I began by scaffolding a fresh Gatsby app using the latest React 17 and Gatsby 3.6.2. Getting Gatsby themes to build on my M1-chipped Macbook Air was initially very difficult. Many of the popular themes are dependent upon Sharp for image processing, which once was an M1 SNAFU. I'll only consensually bore you with the details.
Once the Gatsby app would build using this theme, I restructured the project as a lerna-supported monorepo with multiple sites and themes. We'll see where it goes from there. But the theme itself, recast as gatsby-theme-wtf is available as an independent module on npm. In the course of bringing this toolset up-to-date I also forked the
react-stacked-pages-hook module and generalized it as react-slips-hook.
These days I do most of my devving at night, so a lack of a dark theme is a dealbreaker. And all these black backgrounds are unnecessarily high contrast, and also hard on the eyes. So I use Theme UI here to offer many themes and colorschemes.
The typography is all one font—Recursive—which is wonderfully variable font that can pretty much do it all: serif, sans serif, monospaced, cursive, casual, and any blend of qualities that its 5 variable axes can yield. Also, thanks to the variable axes, I can animate transitions of the weight, slant, casualness, monospacedness, and cursivity on hover, focus, etc.
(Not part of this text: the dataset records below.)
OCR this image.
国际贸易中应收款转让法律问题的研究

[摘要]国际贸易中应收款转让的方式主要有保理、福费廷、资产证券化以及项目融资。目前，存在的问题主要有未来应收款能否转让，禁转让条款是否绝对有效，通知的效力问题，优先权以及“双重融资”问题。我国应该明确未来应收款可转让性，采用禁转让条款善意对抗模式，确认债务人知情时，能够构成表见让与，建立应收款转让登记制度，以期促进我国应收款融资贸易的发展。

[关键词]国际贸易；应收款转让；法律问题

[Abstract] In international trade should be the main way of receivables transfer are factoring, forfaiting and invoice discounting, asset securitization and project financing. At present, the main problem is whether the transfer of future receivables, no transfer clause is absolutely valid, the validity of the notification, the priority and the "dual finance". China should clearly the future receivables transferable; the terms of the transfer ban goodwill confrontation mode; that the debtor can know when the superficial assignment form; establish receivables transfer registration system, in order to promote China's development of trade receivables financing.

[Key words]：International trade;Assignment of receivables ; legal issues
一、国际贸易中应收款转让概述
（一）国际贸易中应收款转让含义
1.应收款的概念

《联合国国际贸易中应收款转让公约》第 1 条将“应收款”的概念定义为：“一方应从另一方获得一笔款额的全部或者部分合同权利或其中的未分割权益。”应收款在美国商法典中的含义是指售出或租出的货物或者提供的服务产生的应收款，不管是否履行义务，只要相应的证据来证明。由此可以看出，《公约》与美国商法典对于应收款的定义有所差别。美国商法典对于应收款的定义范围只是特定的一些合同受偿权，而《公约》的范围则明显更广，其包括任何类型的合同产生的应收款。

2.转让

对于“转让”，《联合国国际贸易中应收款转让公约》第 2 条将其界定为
I first encountered the digital garden when I stumbled upon @yenly's Notes to Self. Eureka! It became immediately clear what I had to build. So when it came time to muster my courage and go public with all these crazy, incoherent ramblings, I dutifully tried a bunch of other approaches and avenues, and then eventually returned to the foamy-nextjs template for fast page loads thanks to SSG, and familiarity with NextJS. More on why-i-chose-foamy-nextjs.
I've also kept track of the bumps-in-the-foamy-dev-trail, which might be useful to others going this way.
Devsign-wise, the sunny color palettes are inspired by young son Zephyr. There are light and dark, sea and land themes so far. The switches for which run on a great lib
next-themes that now replaces my handrolled moonface (which you can still flip off over at Easeness).
The typography arrives via @fontsource which allows us to serve Google Fonts along with the payload of the site, and to fine-tune precisely which font files are sent. I use variable fonts to lighten the load.